“Que los musulmanes no mordemos”

Los atentados ejecutados por miembros del Estado Islámico en varios países occidentales pueden inducir a una parte de la opinión pública a identificar el terrorismo con la única forma de ser y proceder de quienes se dicen creyentes del islam. Para los criminales barbudos y aturbantados, si no hay sangre de infieles de por medio la divinidad no queda complacida, ergo, hay que causar el mayor daño posible, aunque una consecuencia de sus atropellos sea que la religión del “profeta” se hunda más en el lodo y arrastre consigo el prestigio de fieles que no serían capaces de matar una mosca.

Para tratar de desarraigar las percepciones no favorables del islam han visto la luz recientemente algunas iniciativas. En este mismo instante, por ejemplo, un grupo de 30 imanes participa en una campaña denominada “Marcha de los musulmanes contra el terrorismo”, y ha emprendido un recorrido en autobús por las ciudades europeas más golpeadas por el terrorismo islamista. Irán a Berlín, donde en 2016 un fanático arrolló con un camión a una multitud en un mercadillo navideño; a Niza, donde otro hizo lo mismo en el paseo marítimo; a la tumba de un anciano sacerdote degollado por dos extremistas en Saint-Etienne-du-Rouvray; a París, a Bruselas… Las “hazañas” en nombre de Alá han sido tan numerosas que los religiosos tendrán autobús y carretera para rato.

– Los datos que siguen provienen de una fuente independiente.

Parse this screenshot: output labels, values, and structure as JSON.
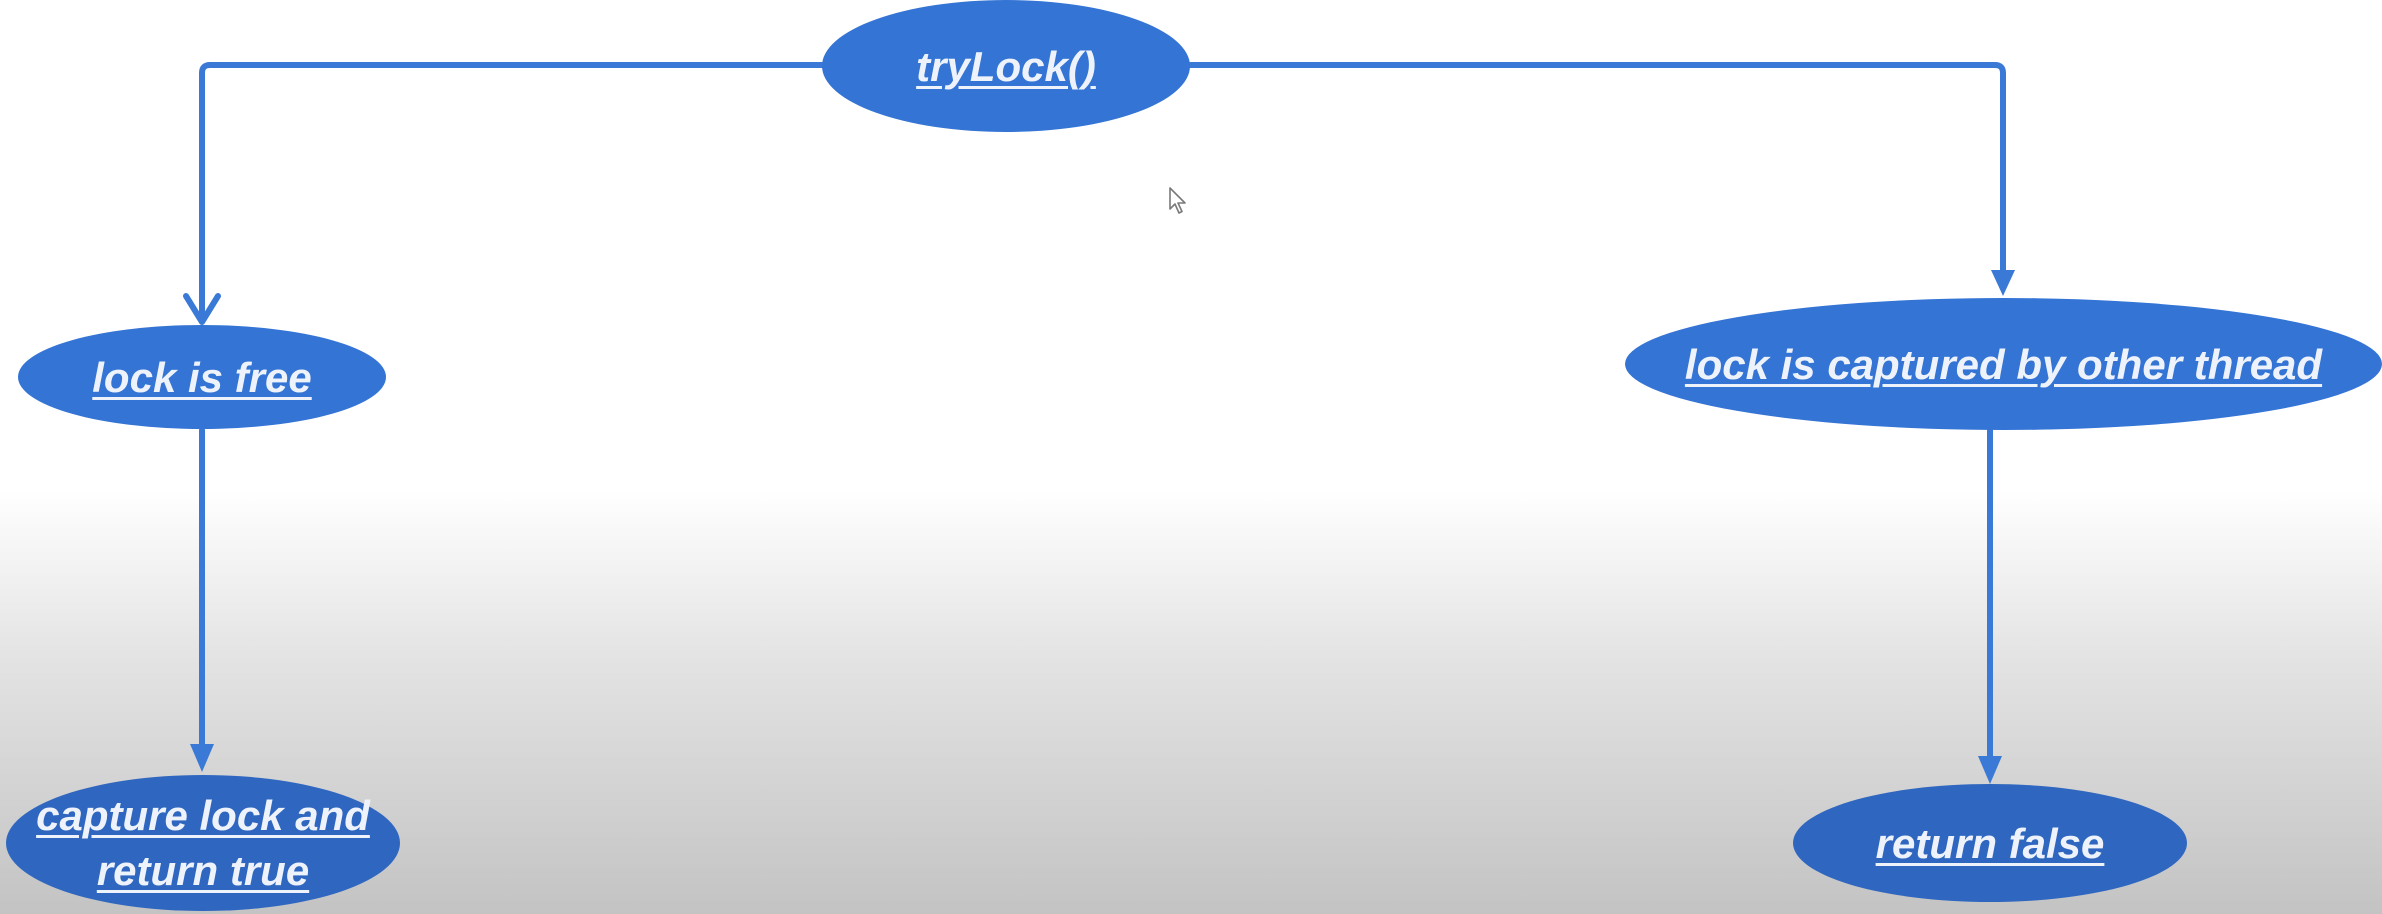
{
  "colors": {
    "node_fill": "#3474d4",
    "lower_node_fill": "#2f67c0",
    "edge": "#3a7ad6",
    "label_text": "#eef3fb"
  },
  "nodes": {
    "trylock": "tryLock()",
    "lock_free": "lock is free",
    "lock_captured": "lock is captured by other thread",
    "capture_line1": "capture lock and",
    "capture_line2": "return true",
    "return_false": "return false"
  },
  "cursor_icon": "mouse-pointer-icon"
}
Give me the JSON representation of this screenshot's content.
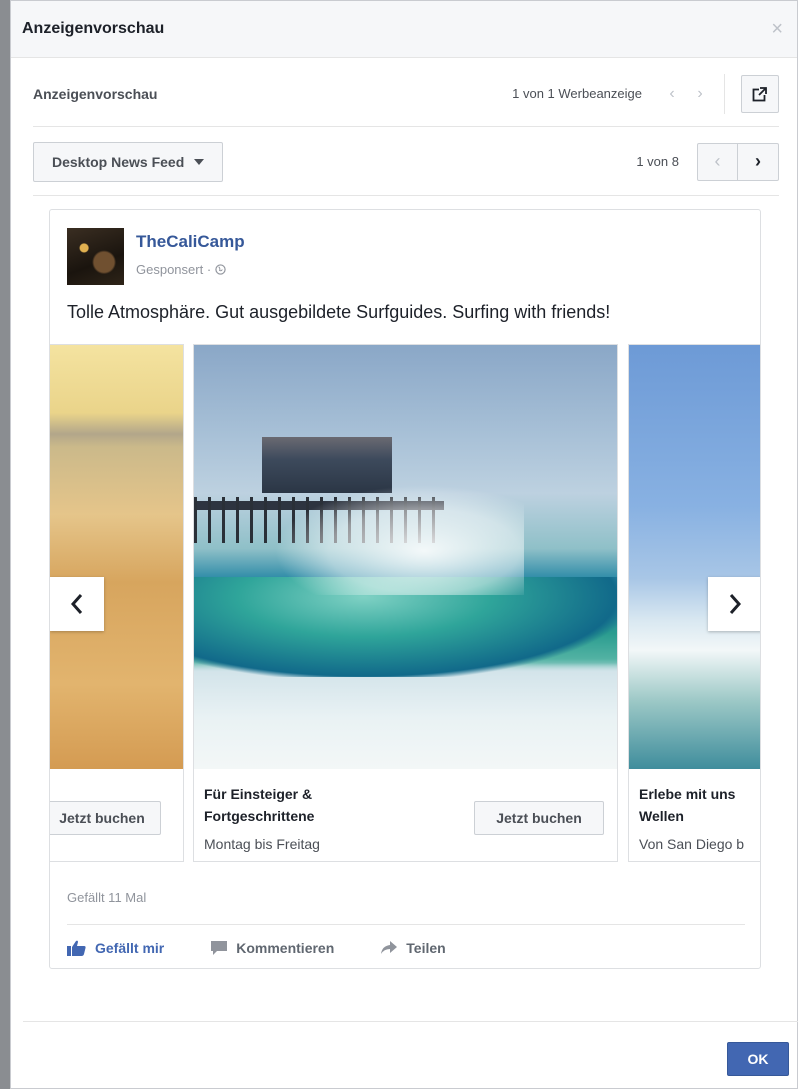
{
  "dialog": {
    "title": "Anzeigenvorschau",
    "close_icon": "close-icon"
  },
  "preview_header": {
    "title": "Anzeigenvorschau",
    "ad_counter": "1 von 1 Werbeanzeige",
    "external_icon": "open-external-icon"
  },
  "placement": {
    "selected": "Desktop News Feed",
    "page_counter": "1 von 8"
  },
  "post": {
    "page_name": "TheCaliCamp",
    "sponsored": "Gesponsert",
    "text": "Tolle Atmosphäre. Gut ausgebildete Surfguides. Surfing with friends!",
    "likes": "Gefällt 11 Mal",
    "actions": {
      "like": "Gefällt mir",
      "comment": "Kommentieren",
      "share": "Teilen"
    }
  },
  "carousel": {
    "cards": [
      {
        "headline": "",
        "description": "",
        "cta": "Jetzt buchen"
      },
      {
        "headline": "Für Einsteiger & Fortgeschrittene",
        "description": "Montag bis Freitag",
        "cta": "Jetzt buchen"
      },
      {
        "headline": "Erlebe mit uns Wellen",
        "description": "Von San Diego b",
        "cta": ""
      }
    ]
  },
  "footer": {
    "ok_label": "OK"
  },
  "colors": {
    "link_blue": "#365899",
    "like_blue": "#4267b2",
    "primary_button": "#4267b2"
  }
}
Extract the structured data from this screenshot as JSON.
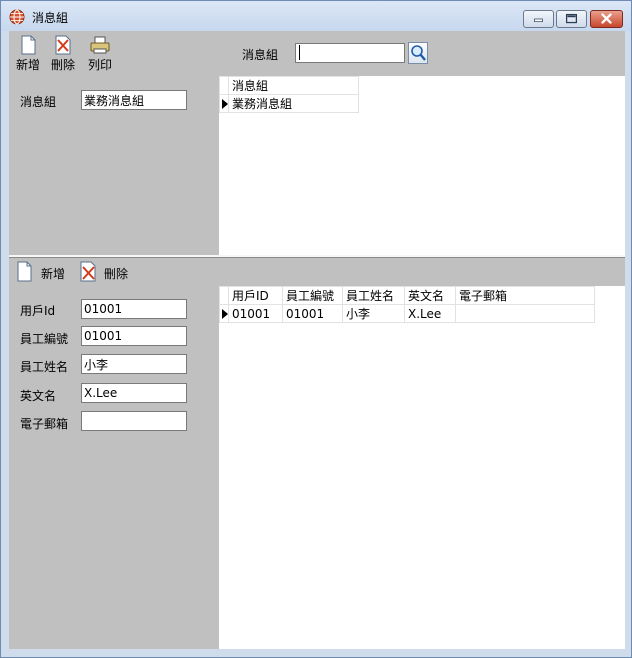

Entretanto, allá en las antípodas, en Australia, una mujer musulmana hace la guerra por su cuenta: en la ciudad de Melbourne, donde regenta una cafetería, ha ideado un programa de encuentros entre mujeres creyentes del islam y público en general, para intentar desmontar prejuicios. Hana Assifiri, mitad libanesa, mitad marroquí, ha llamado a sus reuniones mensuales “Speed Date a Muslim”, “Cita rápida con un musulmán”, y dice que allí se puede preguntar de todo. No es extraño que las interrogantes giren a menudo sobre lo que más choca a los occidentales: por qué los fieles de Mahoma no toman determinados alimentos, por qué algunas mujeres usan el niqab o el burka, por qué los terroristas alegan que sus acciones son aprobadas por Alá, etc.

Hana responde, aclara dudas, y también sus empleadas –solo contrata a musulmanas, por eso que ella llama “discriminación positiva”–, aunque a veces sus argumentos dan pie a que el debate se caliente bastante. Como en el tema de la exdiputada holandesa de origen somalí Ayaan Hirsi Ali, quien se ha referido al islam como “una destructiva y nihilista cultura de la muerte”. La también activista del feminismo debió suspender una visita a Australia en abril pasado, por la presión de una campaña en su contra y por cuestiones de seguridad, después de que un colectivo de musulmanas australianas la calificara de “estrella de la islamofobia”. Hana Assifiri –sí, nuestra dialogante Hana, que al final de las reuniones sirve unos deliciosos pasteles para rebajar las tensiones del debate– estuvo entre quienes más activamente se opusieron, con éxito.

Hirsi Alí no solo no puede poner un pie en Australia, sino que ni tan siquiera puede surgir como tema en las reuniones de Hana, quien lacónicamente la desacredita en cuanto una asistente la cita. Tal vez la pastelera deba corregir un poco el rumbo de esas “desprejuiciantes” conversaciones en las que, visto lo visto, no se puede preguntar “de todo”. Porque arremeter contra unos tíos que no encarnan el verdadero islam puede ser muy fácil: si unos decapitan a los infieles y otros toman el té con estos, los primeros tienen que ser una aberración de la normalidad islámica. Más difícil puede resultarle a la anfitriona, sin embargo, explicar por qué, en contextos no dominados por el EI y en los que el islam es la norma, tienen lugar prácticas tan raras como  no dejar conducir a las mujeres (Arabia Saudí), azotarlas en público por vestir pantalones o por adulterio (Sudán et al.), o apedrearlas hasta la muerte por el último motivo (Afganistán, Pakistán…).

Quizás sería oportuno preguntarle además, retando a su imaginación, cómo acabaría en Riad o en Islamabad un intento de organizar una “Speed Date a Christian”. O qué tal un autobús de sacerdotes católicos y pastores evangélicos aparcando en La Meca, para dar a conocer allí la verdadera ética cristiana y convencer al público de que quienes publican caricaturas del “profeta” no son gente demasiado asidua a la misa o a la escuela dominical.

La disposición es buena, sí. Pero en cuanto al público le dé por cotejar las pregonadas maravillas del islam con la crudeza de los hechos, Hana va a necesitar que el mismísimo Averroes se dé una vuelta por el café y le ayude con las contradicciones. De seguro el andalusí, cuando se entere de cómo han ido las cosas en la umma desde que partió de este mundo, se atragantará con un trozo de pastel.